TIMES BIAK, JAKARTA – Wakil Ketua MPR RI Lestari Moerdijat mendorong adanya layanan pendidikan yang lebih adaptif dan berkualitas bagi perempuan di wilayah pedalaman.
Ia menilai, pendidikan yang dirancang sesuai dengan kebutuhan lokal dan potensi perempuan pedalaman dapat memperkuat peran mereka dalam menjaga lingkungan, melestarikan budaya, serta meningkatkan kesejahteraan keluarga.

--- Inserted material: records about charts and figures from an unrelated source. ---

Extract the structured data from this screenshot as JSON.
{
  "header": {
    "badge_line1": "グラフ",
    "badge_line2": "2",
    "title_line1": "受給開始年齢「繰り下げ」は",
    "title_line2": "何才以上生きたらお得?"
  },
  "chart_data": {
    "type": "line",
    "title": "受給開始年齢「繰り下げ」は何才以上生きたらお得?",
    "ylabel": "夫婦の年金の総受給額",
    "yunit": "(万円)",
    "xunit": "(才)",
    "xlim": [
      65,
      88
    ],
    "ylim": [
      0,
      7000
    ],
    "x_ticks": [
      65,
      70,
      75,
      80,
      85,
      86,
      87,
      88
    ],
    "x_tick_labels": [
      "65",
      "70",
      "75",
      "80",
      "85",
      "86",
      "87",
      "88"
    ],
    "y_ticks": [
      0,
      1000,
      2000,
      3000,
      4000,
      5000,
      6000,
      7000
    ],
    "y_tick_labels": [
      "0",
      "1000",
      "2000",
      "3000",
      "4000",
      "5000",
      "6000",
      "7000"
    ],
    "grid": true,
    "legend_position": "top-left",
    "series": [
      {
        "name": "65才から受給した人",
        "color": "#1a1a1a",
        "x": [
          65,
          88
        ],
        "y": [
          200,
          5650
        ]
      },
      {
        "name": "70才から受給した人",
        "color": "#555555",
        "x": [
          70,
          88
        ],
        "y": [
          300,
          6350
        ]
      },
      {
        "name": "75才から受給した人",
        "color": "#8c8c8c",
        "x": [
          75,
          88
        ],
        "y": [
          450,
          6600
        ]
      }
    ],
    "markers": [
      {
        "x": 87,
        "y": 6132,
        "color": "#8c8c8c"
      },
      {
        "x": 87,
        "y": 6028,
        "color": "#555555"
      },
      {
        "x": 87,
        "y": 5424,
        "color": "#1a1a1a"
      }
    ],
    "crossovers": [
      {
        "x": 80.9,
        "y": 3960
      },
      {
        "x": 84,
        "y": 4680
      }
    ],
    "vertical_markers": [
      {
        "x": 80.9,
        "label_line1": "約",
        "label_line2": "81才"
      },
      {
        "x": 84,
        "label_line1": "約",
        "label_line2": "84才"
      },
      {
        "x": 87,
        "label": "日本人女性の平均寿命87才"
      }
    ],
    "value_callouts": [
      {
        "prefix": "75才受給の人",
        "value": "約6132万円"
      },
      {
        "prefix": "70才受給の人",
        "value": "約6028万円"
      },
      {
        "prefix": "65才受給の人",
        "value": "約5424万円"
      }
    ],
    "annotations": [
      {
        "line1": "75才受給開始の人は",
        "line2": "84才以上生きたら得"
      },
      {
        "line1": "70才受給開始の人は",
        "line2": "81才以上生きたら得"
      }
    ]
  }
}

Hal itu disampaikan Lestari dalam sambutannya pada diskusi daring bertajuk “Membangun Ekosistem Pemberdayaan Perempuan Berkelanjutan melalui Kebijakan Pendidikan Berbasis Kebutuhan Perempuan Pedalaman” yang digelar oleh Forum Diskusi Denpasar 12 dan Kongres Wanita Indonesia (Kowani), Rabu (12/11/2025).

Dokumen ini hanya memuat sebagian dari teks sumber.